Aaand he’s back

Zahi Hawass was reappointed Minister of Antiquities today. Interim Prime Minister Essam Sharaf had agreed to demands from ministry employees that Antiquities remain separate from the Culture Ministry. Faced with an aimless department with a power vacuum at the top, continuing thefts at archaeological sites generating a great deal of concern and UNESCO attention, plus a world-famous archaeological power player on the loose, he asked Hawass to return. He, of course, accepted.

Mr. Hawass, who has never been accused of being humble, said on Wednesday that he did not ask to come back, but that there was no one else who could do the job. “I cannot live without antiquities, and antiquities cannot live without me,” he said.

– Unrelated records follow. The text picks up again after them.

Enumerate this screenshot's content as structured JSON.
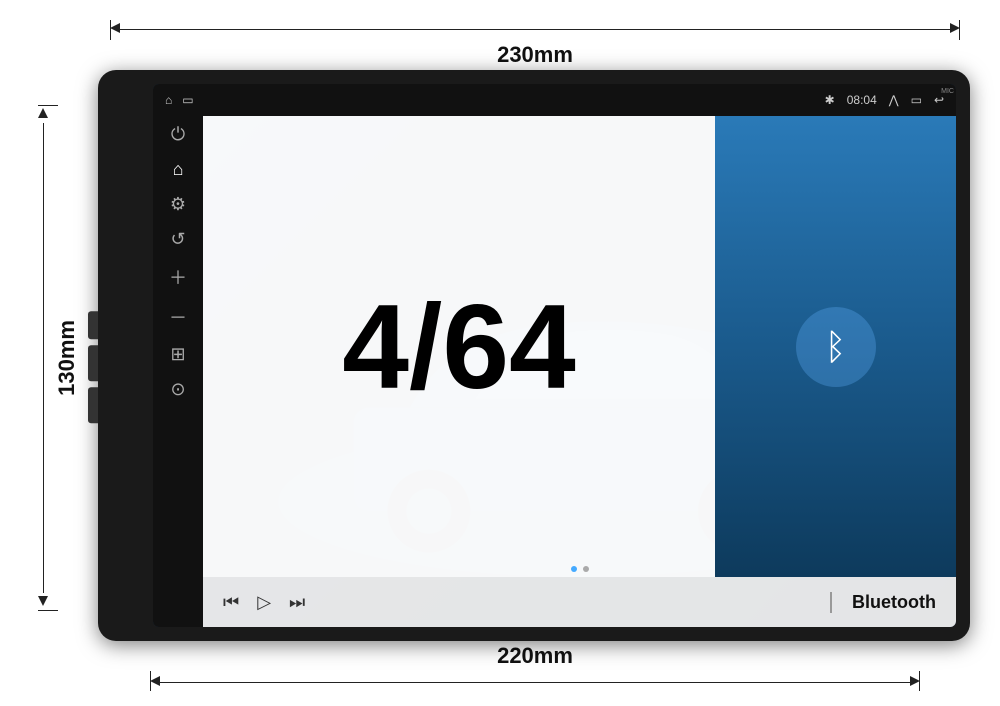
{
  "dimensions": {
    "top": "230mm",
    "bottom": "220mm",
    "left": "130mm"
  },
  "device": {
    "screen": {
      "status_bar": {
        "left_icons": [
          "home",
          "window"
        ],
        "right_icons": [
          "bluetooth",
          "time",
          "chevron-up",
          "window-icon",
          "back"
        ],
        "time": "08:04"
      },
      "sidebar": {
        "icons": [
          "power",
          "home",
          "back",
          "volume-up",
          "volume-down",
          "grid",
          "navigation"
        ]
      },
      "main": {
        "big_label": "4/64",
        "bluetooth_text": "Bluetooth",
        "media_controls": {
          "rewind": "⏮",
          "play": "▷",
          "forward": "⏭"
        }
      }
    }
  }
}
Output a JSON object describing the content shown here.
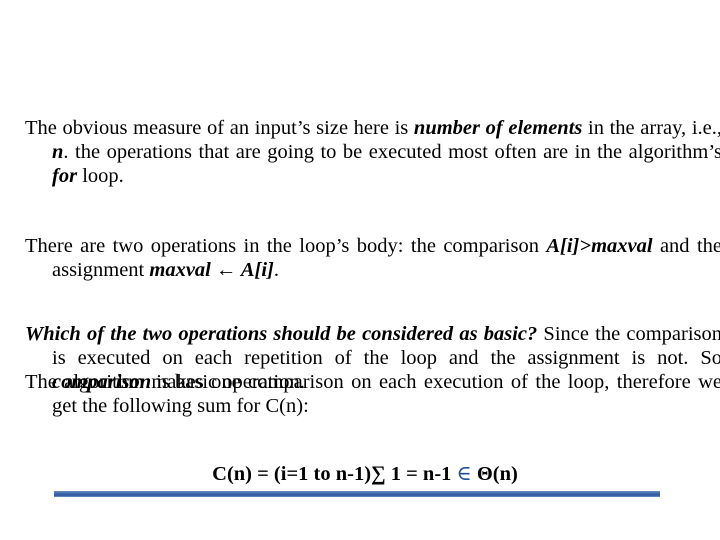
{
  "paragraphs": {
    "p1": {
      "t1": "The obvious measure of an input’s size here is ",
      "b1": "number of elements",
      "t2": " in the array, i.e., ",
      "b2": "n",
      "t3": ". the operations that are going to be executed most often are in the algorithm’s ",
      "b3": "for",
      "t4": " loop."
    },
    "p2": {
      "t1": "There are two operations in the loop’s body: the comparison ",
      "b1": "A[i]>maxval",
      "t2": " and the assignment ",
      "b2": "maxval ← A[i]",
      "t3": "."
    },
    "p3": {
      "b1": "Which of the two operations should be considered as basic?",
      "t1": " Since the comparison is executed on each repetition of the loop and the assignment is not. So ",
      "b2": "comparison",
      "t2": " is basic operation."
    },
    "p4": {
      "t1": "The algorithm makes one comparison on each execution of the loop, therefore we get the following sum for C(n):"
    }
  },
  "formula": {
    "lhs": "C(n) = (i=1 to n-1)∑ 1 = n-1 ",
    "element_of": "∈",
    "rhs": " Θ(n)"
  },
  "colors": {
    "accent_bar": "#3e66ad",
    "element_symbol": "#1f4e9a"
  }
}
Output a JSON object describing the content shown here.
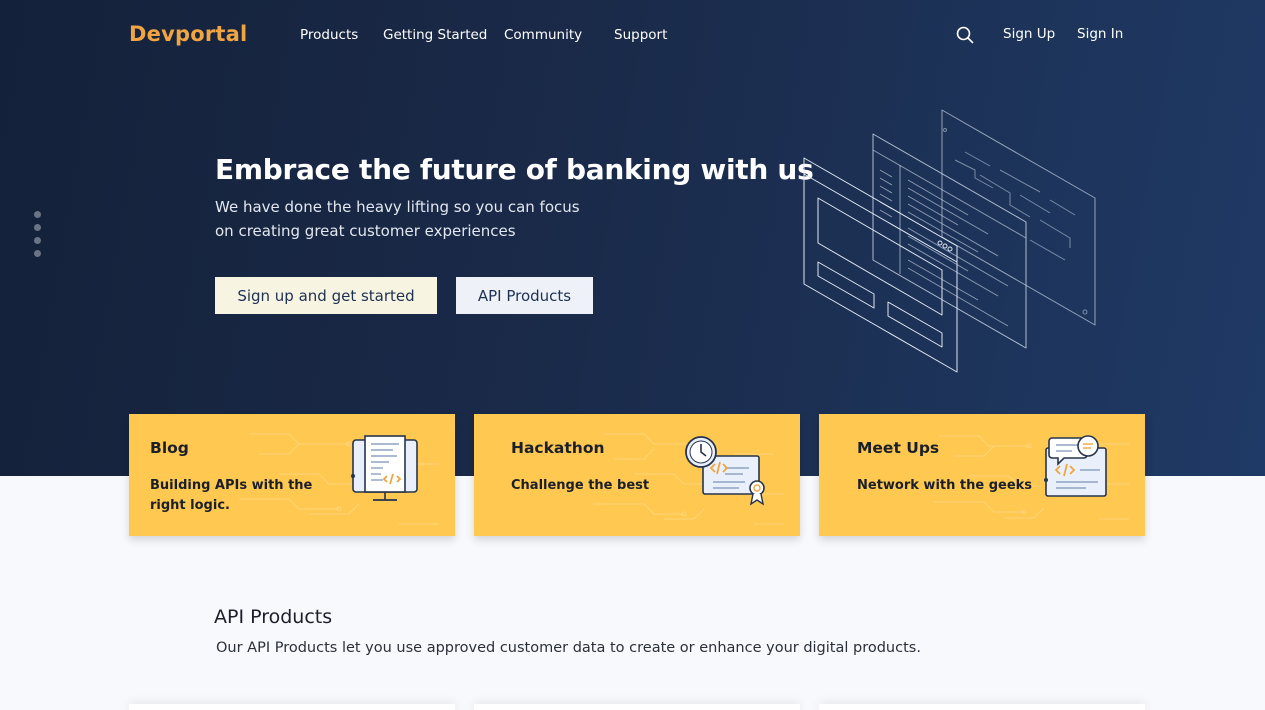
{
  "brand": {
    "logo": "Devportal",
    "logo_color": "#f0a541"
  },
  "nav": {
    "links": [
      "Products",
      "Getting Started",
      "Community",
      "Support"
    ],
    "search_icon": "search-icon",
    "sign_up": "Sign Up",
    "sign_in": "Sign In"
  },
  "hero": {
    "title": "Embrace the future of banking with us",
    "subtitle_line1": "We have done the heavy lifting so you can focus",
    "subtitle_line2": "on creating great customer experiences",
    "primary_button": "Sign up and get started",
    "secondary_button": "API Products",
    "background_color": "#1a2a49"
  },
  "cards": [
    {
      "title": "Blog",
      "desc_line1": "Building APIs with the",
      "desc_line2": "right logic.",
      "icon": "monitor-code-icon"
    },
    {
      "title": "Hackathon",
      "desc_line1": "Challenge the best",
      "desc_line2": "",
      "icon": "clock-certificate-icon"
    },
    {
      "title": "Meet Ups",
      "desc_line1": "Network with the geeks",
      "desc_line2": "",
      "icon": "chat-code-icon"
    }
  ],
  "card_color": "#ffc850",
  "section": {
    "title": "API Products",
    "description": "Our API Products let you use approved customer data to create or enhance your digital products."
  }
}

Pardon my rolling eyes. Anyway, he returns to the mess he left, and then some. Ministry inventories of the damage and theft from museums and ancient sites released two weeks ago of the losses from the Cairo Museum and the Tel El-Faraein storehouse found 81 artifacts missing, including four gilded statues of Tutankhamun.

A UNESCO delegate visited Egypt last week to see for himself the situation on the ground and to produce a thorough list of what’s gone missing so it can be published worldwide in an attempt to preempt stolen artifacts from turning up in antique stores and auctions. Some officials were made uneasy by the visit, thinking it smacked a little too much of foreigners coming to Egypt to show the hapless natives how to manage their cultural patrimony. Others were glad to have UNESCO’s help.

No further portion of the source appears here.